There's nothing like the impending prospect of death to change a person's outlook. Take it from Jon Loew, founder and CEO of Keeptree, a video sharing time capsule platform that allows users to record and store videos that are delivered at a later date or according to life milestones. He developed the idea for the company when doctors gave him less than two months to live after a violent reaction to an antibiotic left his central nervous system paralyzed. He wanted to leave video messages for his kids after his death that they would receive at key points in their lives, such as birthdays, graduations, and wedding days. After figuring out how to do it–and making a surprising full recovery–he transformed his solution into a full-fledged company.
Here's what he says he learned from thinking he would die–undeniable truths everyone needs to know about living the best kind of life.
1. Allocate how you will spend your time.
Your time on this planet is finite. Imagine you knew exactly how many days, weeks or years you have left. Would you be more intentional about how you use them? What do you want to spend your time here working on? Who do you want to spend it with? Be smart and think about what percentage of your time you are going to spend on various activities. "Spend the majority of your time doing things with people that you like, and spending as much time with your family as you can," he says. "Once you learn about the economy of time, you can apply that to business pretty simply."
2. Don't ever use the word "emergency" in a business setting.
Unless someone is in danger, dying or dead, it's not an emergency, but a challenge. "There are lots of people out there that are facing challenges that were far greater than mine," he says. "I'm sure that they would not like to hear someone talking about a business deal as a life-or-death situation."

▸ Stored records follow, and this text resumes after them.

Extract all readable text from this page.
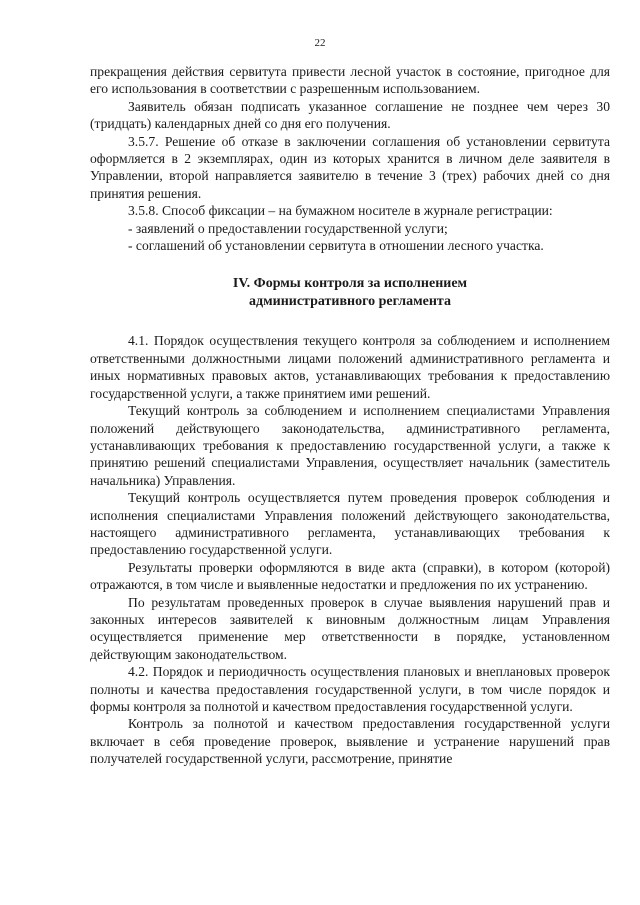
22

прекращения действия сервитута привести лесной участок в состояние, пригодное для его использования в соответствии с разрешенным использованием.

Заявитель обязан подписать указанное соглашение не позднее чем через 30 (тридцать) календарных дней со дня его получения.

3.5.7. Решение об отказе в заключении соглашения об установлении сервитута оформляется в 2 экземплярах, один из которых хранится в личном деле заявителя в Управлении, второй направляется заявителю в течение 3 (трех) рабочих дней со дня принятия решения.

3.5.8. Способ фиксации – на бумажном носителе в журнале регистрации:

- заявлений о предоставлении государственной услуги;

- соглашений об установлении сервитута в отношении лесного участка.

IV. Формы контроля за исполнением
административного регламента

4.1. Порядок осуществления текущего контроля за соблюдением и исполнением ответственными должностными лицами положений административного регламента и иных нормативных правовых актов, устанавливающих требования к предоставлению государственной услуги, а также принятием ими решений.

Текущий контроль за соблюдением и исполнением специалистами Управления положений действующего законодательства, административного регламента, устанавливающих требования к предоставлению государственной услуги, а также к принятию решений специалистами Управления, осуществляет начальник (заместитель начальника) Управления.

Текущий контроль осуществляется путем проведения проверок соблюдения и исполнения специалистами Управления положений действующего законодательства, настоящего административного регламента, устанавливающих требования к предоставлению государственной услуги.

Результаты проверки оформляются в виде акта (справки), в котором (которой) отражаются, в том числе и выявленные недостатки и предложения по их устранению.

По результатам проведенных проверок в случае выявления нарушений прав и законных интересов заявителей к виновным должностным лицам Управления осуществляется применение мер ответственности в порядке, установленном действующим законодательством.

4.2. Порядок и периодичность осуществления плановых и внеплановых проверок полноты и качества предоставления государственной услуги, в том числе порядок и формы контроля за полнотой и качеством предоставления государственной услуги.

Контроль за полнотой и качеством предоставления государственной услуги включает в себя проведение проверок, выявление и устранение нарушений прав получателей государственной услуги, рассмотрение, принятие
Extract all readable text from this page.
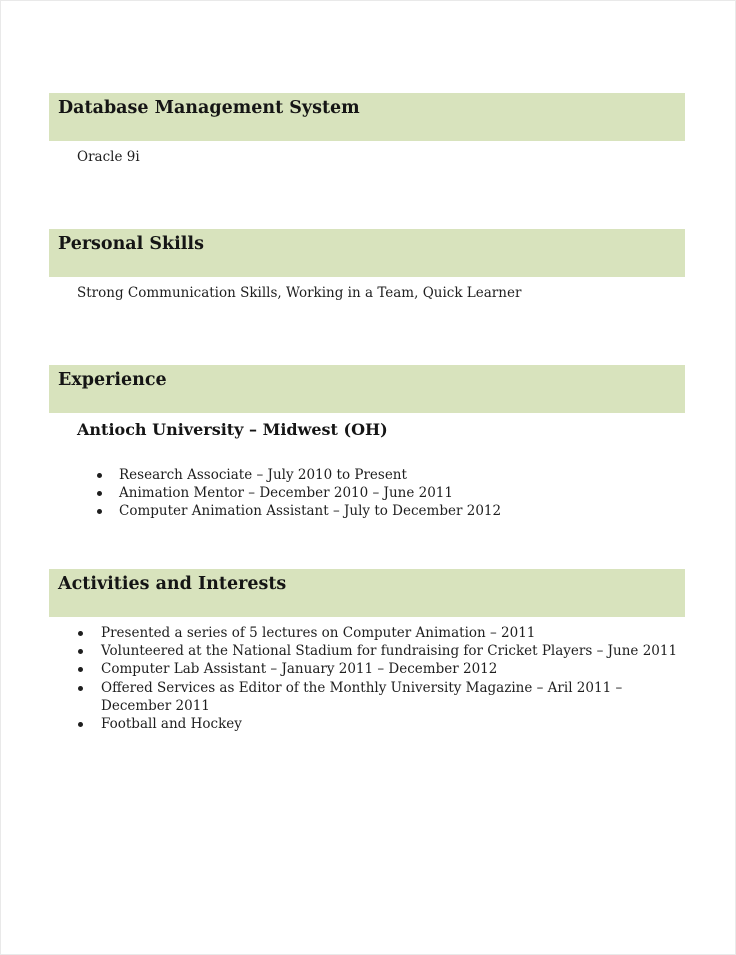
Database Management System
Oracle 9i
Personal Skills
Strong Communication Skills, Working in a Team, Quick Learner
Experience
Antioch University – Midwest (OH)
Research Associate – July 2010 to Present
Animation Mentor – December 2010 – June 2011
Computer Animation Assistant – July to December 2012
Activities and Interests
Presented a series of 5 lectures on Computer Animation – 2011
Volunteered at the National Stadium for fundraising for Cricket Players – June 2011
Computer Lab Assistant – January 2011 – December 2012
Offered Services as Editor of the Monthly University Magazine – Aril 2011 – December 2011
Football and Hockey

3. Take fear and anxiety out of business.
You can spend a lot of time thinking about everything that can go wrong with your business or a particular deal, but in reality 90 percent of the things you worry about never actually happen. Instead, create just a handful of contingency plans and free yourself to be more productive and move onto the next big thing. The other benefit to removing fear and anxiety from your work life: You'll appear more confident, a character trait that breeds success.
4. If you have to try too hard, maybe it's a bad idea.
While tenacity and perseverance are admirable qualities, the notion that you should never quit–no matter what–is misguided. "I pursued lots of ideas in my short time on this earth. Some have been successful, some not-so successful. And in looking back I can see there were certain situations where probably I was ignoring the market or the trend and I was pushing things too hard," he says. "Sometimes it's better to let those situations go, and pursue something where there's a little bit more momentum on your side."
5. Laugh about everything.
If you look hard enough you can likely find an element of humor in just about every situation. Make people laugh and not only will you make them feel better, you'll bond with them, as well. "It helps me laugh at myself when something goes wrong," he says. "And when I was really sick I actually made myself laugh by saying 'What the hell else is going to go wrong today?' And it was one of the only ways that I got through it."
6. The journey is the destination, so enjoy it.
People tend to set goals for when they hit certain ages, often in terms of family, home ownership and retirement. "They have their head down and they say 'That's my goal.' And that's their destination," he says. "But the fact of the matter is, we don't know when our lives are going to end so you better enjoy what you're doing and who you're doing it with as much as possible, because you're already at the destination."
7. Remember, things are never as bad or as good as they seem.
If you look back on your life you can probably conjure up memories of terrible situations and scenarios that in the long-term didn't turn out as bad as you thought at the time. In fact, most people are not skilled in assessing the actual level of perceived threats. So, the next time something happens that feels like a disaster, remember everything you've already come through. It's not the end. "The same could be said about being over-excited about good things," he says. "Keep things in perspective. Avoid the absolute margins of the bell curve and keep your reactions to developments in your life somewhat even-keeled."